Studies on respiratory tract Trm vaccination strategies have predominately focused on lodging Trm in the lung. However, the uncontrolled deposition of Trm in this delicate, vital organ, may unintentionally cause lung tissue damage and compromise respiratory function[59]. To mitigate the potential challenges associated with depositing Trm in the lower airways, we recommend the consideration of the nasal mucosa as an alternative site for induction of airborne pathogen-specific Trm. We have previously shown that influenza-specific Trm can be deposited in stable quantities in the nasal tissue of mice, these cells do not decline as aggressive as lung Trm, and in turn, offer long-term protective immunity[19]. In a proof of principle study, we further demonstrate that nasal CD8+ Trm can be induced by a chitosan-hydrogel vaccine that sustains antigen retention in the nasal cavity and that these cells can provide potent protection in a murine influenza virus challenge model[140].

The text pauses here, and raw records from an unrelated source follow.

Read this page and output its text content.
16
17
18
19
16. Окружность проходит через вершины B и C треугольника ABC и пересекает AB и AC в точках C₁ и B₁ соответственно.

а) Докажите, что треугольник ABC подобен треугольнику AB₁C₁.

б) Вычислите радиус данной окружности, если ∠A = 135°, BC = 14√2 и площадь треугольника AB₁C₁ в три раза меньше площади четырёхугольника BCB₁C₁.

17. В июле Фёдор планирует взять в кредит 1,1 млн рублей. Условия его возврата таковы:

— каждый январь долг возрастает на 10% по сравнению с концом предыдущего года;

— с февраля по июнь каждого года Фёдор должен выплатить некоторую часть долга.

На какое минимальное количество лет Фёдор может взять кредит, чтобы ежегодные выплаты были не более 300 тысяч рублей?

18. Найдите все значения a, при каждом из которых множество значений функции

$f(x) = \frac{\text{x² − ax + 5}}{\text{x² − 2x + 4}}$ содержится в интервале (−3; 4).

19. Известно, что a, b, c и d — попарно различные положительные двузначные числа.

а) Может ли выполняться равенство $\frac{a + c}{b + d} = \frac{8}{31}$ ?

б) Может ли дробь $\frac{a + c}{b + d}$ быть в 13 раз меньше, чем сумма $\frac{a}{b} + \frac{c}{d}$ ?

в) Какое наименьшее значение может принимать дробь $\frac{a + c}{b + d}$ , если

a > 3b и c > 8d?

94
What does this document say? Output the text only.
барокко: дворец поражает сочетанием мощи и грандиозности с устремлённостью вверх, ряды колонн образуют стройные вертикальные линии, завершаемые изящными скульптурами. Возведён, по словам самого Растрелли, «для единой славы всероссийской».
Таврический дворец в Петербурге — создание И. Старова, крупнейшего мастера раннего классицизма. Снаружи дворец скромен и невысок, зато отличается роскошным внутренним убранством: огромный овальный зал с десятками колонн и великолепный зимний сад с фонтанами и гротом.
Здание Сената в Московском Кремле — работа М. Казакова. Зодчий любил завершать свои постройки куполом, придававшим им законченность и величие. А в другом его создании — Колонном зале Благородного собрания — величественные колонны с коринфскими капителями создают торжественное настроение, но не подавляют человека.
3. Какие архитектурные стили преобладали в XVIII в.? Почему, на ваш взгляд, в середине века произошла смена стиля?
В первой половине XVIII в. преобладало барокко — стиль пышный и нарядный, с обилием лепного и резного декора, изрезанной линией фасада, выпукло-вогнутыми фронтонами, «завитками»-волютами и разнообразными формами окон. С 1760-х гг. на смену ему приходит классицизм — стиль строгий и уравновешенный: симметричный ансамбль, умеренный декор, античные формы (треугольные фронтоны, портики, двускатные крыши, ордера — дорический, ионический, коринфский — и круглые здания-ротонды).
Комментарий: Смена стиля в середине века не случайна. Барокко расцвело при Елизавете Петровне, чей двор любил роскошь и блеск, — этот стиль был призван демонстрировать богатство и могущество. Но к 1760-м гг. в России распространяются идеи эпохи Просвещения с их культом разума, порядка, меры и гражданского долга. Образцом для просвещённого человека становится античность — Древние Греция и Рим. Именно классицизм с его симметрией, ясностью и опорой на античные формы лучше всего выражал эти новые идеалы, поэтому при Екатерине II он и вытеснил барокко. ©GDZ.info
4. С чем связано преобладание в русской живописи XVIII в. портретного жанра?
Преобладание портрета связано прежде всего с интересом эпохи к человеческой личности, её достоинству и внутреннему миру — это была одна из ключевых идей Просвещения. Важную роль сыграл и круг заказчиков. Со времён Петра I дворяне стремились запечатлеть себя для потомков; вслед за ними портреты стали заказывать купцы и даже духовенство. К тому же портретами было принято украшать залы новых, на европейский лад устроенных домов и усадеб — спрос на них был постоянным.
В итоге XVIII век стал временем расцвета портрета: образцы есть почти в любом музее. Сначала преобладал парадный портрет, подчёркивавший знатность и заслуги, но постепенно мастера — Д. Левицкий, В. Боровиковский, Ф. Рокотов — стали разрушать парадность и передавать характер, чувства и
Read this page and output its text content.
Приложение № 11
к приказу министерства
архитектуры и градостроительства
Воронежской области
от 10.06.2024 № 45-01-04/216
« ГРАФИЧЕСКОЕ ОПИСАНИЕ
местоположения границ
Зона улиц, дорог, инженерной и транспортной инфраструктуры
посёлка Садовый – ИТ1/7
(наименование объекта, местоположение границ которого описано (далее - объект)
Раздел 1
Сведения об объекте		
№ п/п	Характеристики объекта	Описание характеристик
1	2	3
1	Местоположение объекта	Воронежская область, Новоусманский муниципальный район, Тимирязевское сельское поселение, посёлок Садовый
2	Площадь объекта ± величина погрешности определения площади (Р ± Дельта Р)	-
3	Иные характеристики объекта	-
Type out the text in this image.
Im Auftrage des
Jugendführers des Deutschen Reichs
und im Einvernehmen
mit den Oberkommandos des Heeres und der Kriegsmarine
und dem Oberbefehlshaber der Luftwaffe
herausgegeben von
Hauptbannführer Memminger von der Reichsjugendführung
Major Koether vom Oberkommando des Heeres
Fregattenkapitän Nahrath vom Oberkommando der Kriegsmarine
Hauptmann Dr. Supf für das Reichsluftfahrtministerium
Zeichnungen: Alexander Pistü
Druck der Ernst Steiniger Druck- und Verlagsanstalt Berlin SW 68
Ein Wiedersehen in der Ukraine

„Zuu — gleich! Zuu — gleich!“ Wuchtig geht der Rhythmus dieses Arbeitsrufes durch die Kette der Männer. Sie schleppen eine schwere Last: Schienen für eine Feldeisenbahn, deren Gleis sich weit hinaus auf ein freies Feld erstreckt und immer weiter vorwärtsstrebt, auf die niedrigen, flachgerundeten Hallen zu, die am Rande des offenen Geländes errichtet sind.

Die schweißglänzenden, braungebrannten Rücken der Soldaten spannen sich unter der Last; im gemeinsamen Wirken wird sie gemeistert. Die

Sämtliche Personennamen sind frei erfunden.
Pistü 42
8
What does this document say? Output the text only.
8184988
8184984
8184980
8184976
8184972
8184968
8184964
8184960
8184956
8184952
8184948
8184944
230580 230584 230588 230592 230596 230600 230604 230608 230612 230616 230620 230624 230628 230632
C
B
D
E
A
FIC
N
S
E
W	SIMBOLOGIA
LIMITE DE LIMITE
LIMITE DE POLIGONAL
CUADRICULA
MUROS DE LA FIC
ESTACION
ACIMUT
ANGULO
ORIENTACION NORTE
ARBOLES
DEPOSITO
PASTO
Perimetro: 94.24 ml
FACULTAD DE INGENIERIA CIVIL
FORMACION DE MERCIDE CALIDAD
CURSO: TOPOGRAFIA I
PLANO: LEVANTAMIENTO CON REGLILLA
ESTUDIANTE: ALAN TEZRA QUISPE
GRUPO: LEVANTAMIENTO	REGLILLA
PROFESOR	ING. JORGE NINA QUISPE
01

Collectively, mouse studies showcase a range of immunization approaches to evoke respiratory tract Trm with a common requirement of delivering the immunization agent into the respiratory tract to facilitate optimal Trm formation. The appropriate selection of adjuvant, delivered by the correct route, can also greatly improve vaccines that aim to elicit lung Trm development[67,141]. For example, in a proof of concept study, we show that zymosan, an adjuvant derived from yeast cell walls, when co-administered to mice intranasally with influenza vaccines can significantly boost lung Trm development[67]. A greater understanding of the appropriate local inflammatory milieu triggered by these Trm promoting adjuvants will allow for the generation of refined adjuvants that evoke conditions that favor lung Trm development with minimal side effects.

Conclusion

The events of the past 12 months exemplify the catastrophic impact newly emerging respiratory pathogens can have on global health and world economies. Then again, they also demonstrate that vaccination is an extraordinarily effective strategy to curb the spread and impact of airborne diseases. To develop vaccines that protect against respiratory pathogens, it is essential to identify the immune cells that best protect the airways from infection. Trm lodged along the respiratory tract provide exquisite protection against respiratory pathogens. Although vaccines that evoke respiratory tract Trm hold significant therapeutic potential, care should be taken to ensure that elevating these cells does not increase the risk of immunopathology, allergy, or chronic airway inflammation. Vaccines that can safely deposit stable populations of Trm along the respiratory tract represent exciting new approaches that may be utilized to tackle the next global pandemic.